Let me clarify one thing before I delve deeper into this, I think race outweighed the issue of domestic abuse in the case because it was the in the wake of a shift in race relations in the USA at the time. It was right after the Rodney King case, artists like NWA, Tupac, Grandmaster Flash, Run DMC, were vocalising the African-American experience in the States and the criminalising of young black men. And here we had a young black man that made it, and was accepted by the mass culture (most people argue that he even forgot/denied his own roots when convenient for him) and people wanted to celebrate that and not let anything tarnish that good strive. The defending team recognised this, and took full advantage of it. So much so, that they very thing that started this whole case was buried under the resentment that the culture needed to release at the time. It was their time to shine, and domestic abuse had to take the back seat for now.

But now that it has been 20-odd years since that trial, and we are seeing yet another shift happen in society, could this be the time to talk about domestic abuse and what we can learn from the O.J. case about the patterns? Let me say this, I was on a date with a guy where this conversation came up, and I made my point about how I feel that the whole domestic abuse aspect was overshadowed by the race element. His response was the typical, “It’s her fault, she could have gotten out of that relationship if she wanted to”. Yes, it’s 2018, and people are still saying shit like that. This made me realise that it is incredibly important to restart the conversation about this because in my eyes, if you think it is as easy as just walking out, then you do not fully understand what domestic abuse is or looks like. Especially in the wake of movements like MeToo and TimesUp!

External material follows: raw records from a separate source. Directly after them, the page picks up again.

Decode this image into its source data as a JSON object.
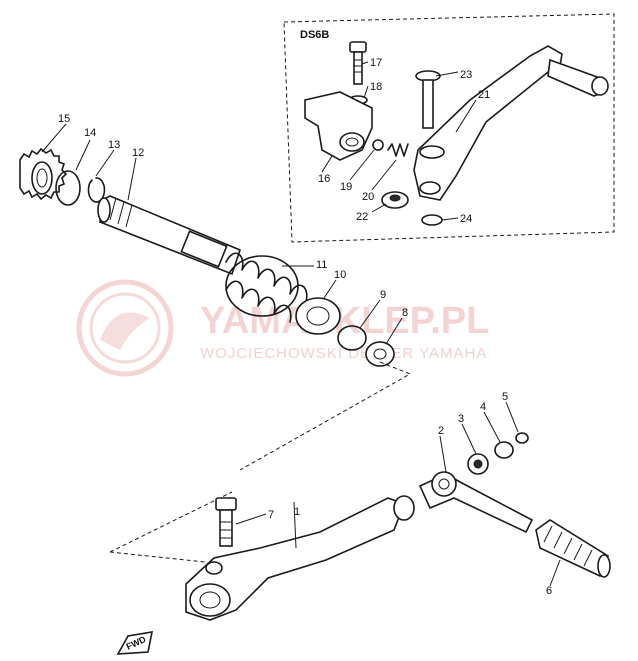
{
  "inset_box": {
    "label": "DS6B"
  },
  "parts": [
    {
      "id": "1"
    },
    {
      "id": "2"
    },
    {
      "id": "3"
    },
    {
      "id": "4"
    },
    {
      "id": "5"
    },
    {
      "id": "6"
    },
    {
      "id": "7"
    },
    {
      "id": "8"
    },
    {
      "id": "9"
    },
    {
      "id": "10"
    },
    {
      "id": "11"
    },
    {
      "id": "12"
    },
    {
      "id": "13"
    },
    {
      "id": "14"
    },
    {
      "id": "15"
    },
    {
      "id": "16"
    },
    {
      "id": "17"
    },
    {
      "id": "18"
    },
    {
      "id": "19"
    },
    {
      "id": "20"
    },
    {
      "id": "21"
    },
    {
      "id": "22"
    },
    {
      "id": "23"
    },
    {
      "id": "24"
    }
  ],
  "watermark": {
    "title": "YAMASKLEP.PL",
    "subtitle": "WOJCIECHOWSKI DEALER YAMAHA",
    "color": "#e8a0a0"
  },
  "direction_marker": {
    "text": "FWD"
  }
}
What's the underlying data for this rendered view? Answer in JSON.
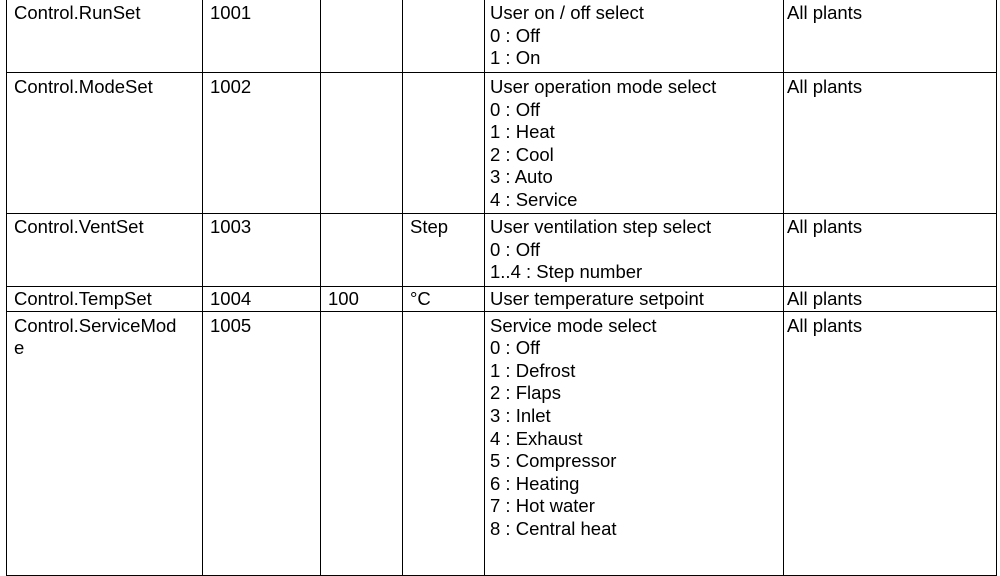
{
  "rows": [
    {
      "name": "Control.RunSet",
      "address": "1001",
      "factor": "",
      "unit": "",
      "description": [
        "User on / off select",
        "0 : Off",
        "1 : On"
      ],
      "applies": "All plants"
    },
    {
      "name": "Control.ModeSet",
      "address": "1002",
      "factor": "",
      "unit": "",
      "description": [
        "User operation mode select",
        "0 : Off",
        "1 : Heat",
        "2 : Cool",
        "3 : Auto",
        "4 : Service"
      ],
      "applies": "All plants"
    },
    {
      "name": "Control.VentSet",
      "address": "1003",
      "factor": "",
      "unit": "Step",
      "description": [
        "User ventilation step select",
        "0 : Off",
        "1..4 : Step number"
      ],
      "applies": "All plants"
    },
    {
      "name": "Control.TempSet",
      "address": "1004",
      "factor": "100",
      "unit": "°C",
      "description": [
        "User temperature setpoint"
      ],
      "applies": "All plants"
    },
    {
      "name": "Control.ServiceMode",
      "name_line1": "Control.ServiceMod",
      "name_line2": "e",
      "address": "1005",
      "factor": "",
      "unit": "",
      "description": [
        "Service mode select",
        "0 : Off",
        "1 : Defrost",
        "2 : Flaps",
        "3 : Inlet",
        "4 : Exhaust",
        "5 : Compressor",
        "6 : Heating",
        "7 : Hot water",
        "8 : Central heat"
      ],
      "applies": "All plants"
    }
  ]
}
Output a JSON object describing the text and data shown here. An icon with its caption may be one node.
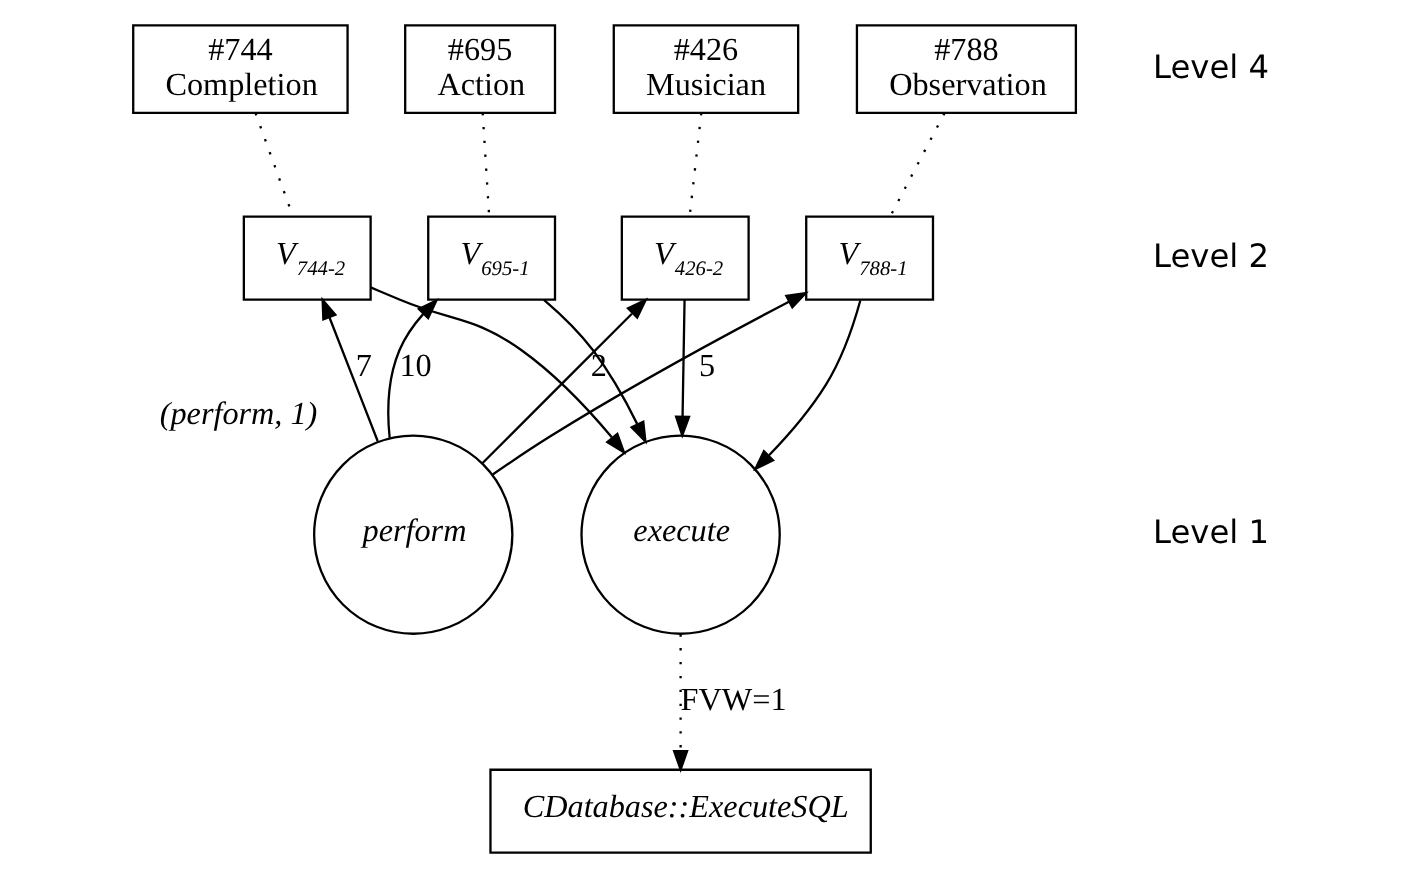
{
  "diagram": {
    "nodes": [
      {
        "text": [
          "#426",
          "Musician"
        ]
      },
      {
        "text": [
          "#695",
          "Action"
        ]
      },
      {
        "text": [
          "#744",
          "Completion"
        ]
      },
      {
        "text": [
          "#788",
          "Observation"
        ]
      },
      {
        "text": [
          "V$_{426-2}$"
        ]
      },
      {
        "text": [
          "V$_{695-1}$"
        ]
      },
      {
        "text": [
          "V$_{744-2}$"
        ]
      },
      {
        "text": [
          "V$_{788-1}$"
        ]
      },
      {
        "text": [
          "perform"
        ],
        "beside": [
          "(perform, 1)"
        ]
      },
      {
        "text": [
          "execute"
        ]
      },
      {
        "text": [
          "CDatabase::ExecuteSQL"
        ]
      }
    ],
    "edges": [
      {
        "from": 0,
        "to": 4,
        "arrow": "none",
        "style": "dashed"
      },
      {
        "from": 1,
        "to": 5,
        "arrow": "none",
        "style": "dashed"
      },
      {
        "from": 2,
        "to": 6,
        "arrow": "none",
        "style": "dashed"
      },
      {
        "from": 3,
        "to": 7,
        "arrow": "none",
        "style": "dashed"
      },
      {
        "from": 8,
        "to": 4,
        "arrow": "to",
        "label": "2"
      },
      {
        "from": 8,
        "to": 5,
        "arrow": "to",
        "label": "10"
      },
      {
        "from": 8,
        "to": 6,
        "arrow": "to",
        "label": "7"
      },
      {
        "from": 8,
        "to": 7,
        "arrow": "to",
        "label": "5"
      },
      {
        "from": 4,
        "to": 9,
        "arrow": "to"
      },
      {
        "from": 5,
        "to": 9,
        "arrow": "to"
      },
      {
        "from": 6,
        "to": 9,
        "arrow": "to"
      },
      {
        "from": 7,
        "to": 9,
        "arrow": "to"
      },
      {
        "from": 9,
        "to": 10,
        "arrow": "to",
        "label": "FVW=1",
        "style": "dashed"
      }
    ],
    "labels": [
      "Level 4",
      "Level 2",
      "Level 1"
    ]
  }
}
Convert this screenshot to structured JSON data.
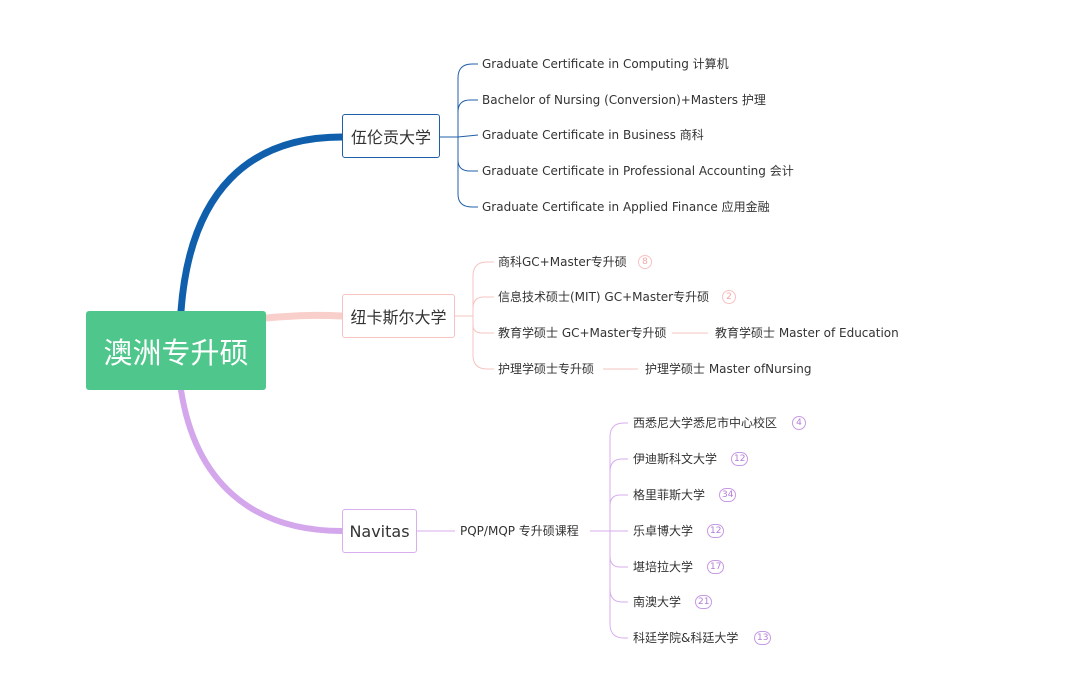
{
  "colors": {
    "root_bg": "#4fc68b",
    "branch1": "#1f5fa8",
    "branch2": "#f9cfcb",
    "branch3": "#d4a6ec",
    "badge_pink": "#f3a6a6",
    "badge_purple": "#b47ed8"
  },
  "root": {
    "label": "澳洲专升硕"
  },
  "branches": [
    {
      "label": "伍伦贡大学",
      "children": [
        {
          "label": "Graduate Certificate in Computing 计算机"
        },
        {
          "label": "Bachelor of Nursing (Conversion)+Masters 护理"
        },
        {
          "label": "Graduate Certificate in Business 商科"
        },
        {
          "label": "Graduate Certificate in Professional Accounting 会计"
        },
        {
          "label": "Graduate Certificate in Applied Finance 应用金融"
        }
      ]
    },
    {
      "label": "纽卡斯尔大学",
      "children": [
        {
          "label": "商科GC+Master专升硕",
          "count": "8"
        },
        {
          "label": "信息技术硕士(MIT) GC+Master专升硕",
          "count": "2"
        },
        {
          "label": "教育学硕士 GC+Master专升硕",
          "child": "教育学硕士 Master of Education"
        },
        {
          "label": "护理学硕士专升硕",
          "child": "护理学硕士 Master ofNursing"
        }
      ]
    },
    {
      "label": "Navitas",
      "sub": {
        "label": "PQP/MQP 专升硕课程",
        "children": [
          {
            "label": "西悉尼大学悉尼市中心校区",
            "count": "4"
          },
          {
            "label": "伊迪斯科文大学",
            "count": "12"
          },
          {
            "label": "格里菲斯大学",
            "count": "34"
          },
          {
            "label": "乐卓博大学",
            "count": "12"
          },
          {
            "label": "堪培拉大学",
            "count": "17"
          },
          {
            "label": "南澳大学",
            "count": "21"
          },
          {
            "label": "科廷学院&科廷大学",
            "count": "13"
          }
        ]
      }
    }
  ]
}
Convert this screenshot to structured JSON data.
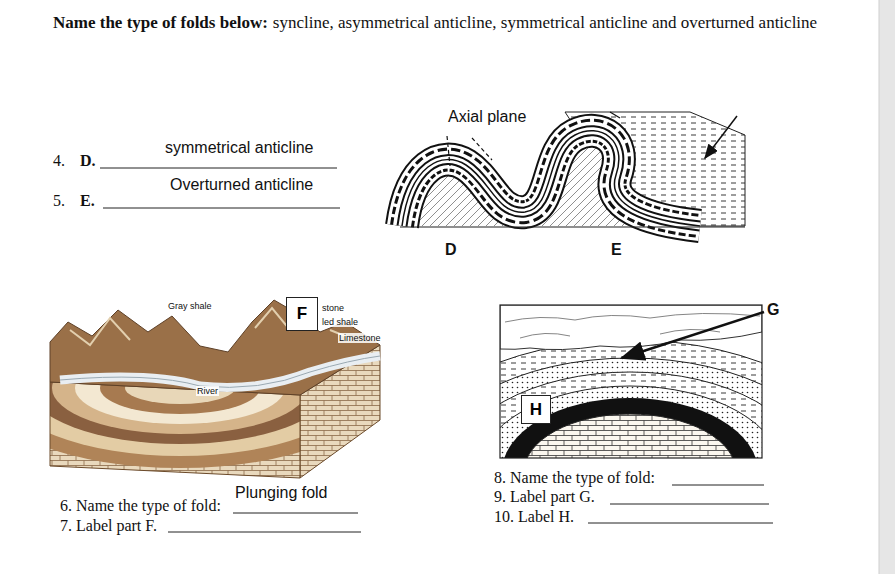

Another reason why it is so important to talk about this, is because before this case came to court, O.J. had been beating Nicole Brown for years, and in the words of Marcia Clark – the attorney on the prosecution team and maybe the only person to try to focus on evidence and the patterns of domestic abuse- “This went on for years. All that battering, before he was even arrested. He got away with beating her.” While close friends of Nicole, like Kris Kardashian Jenner, said “I didn’t know how bad it was”. I think anyone who knows someone who has experienced domestic abuse or has been close to someone who has, can deduce that it is common that you cannot always see the signs. Also, often times people in the situation will say “it’s my personal decision and no ones business” so they go about trying to hide anything that indicts that something is severely wrong, and they believe that this is just their dynamic of an otherwise loving relationship.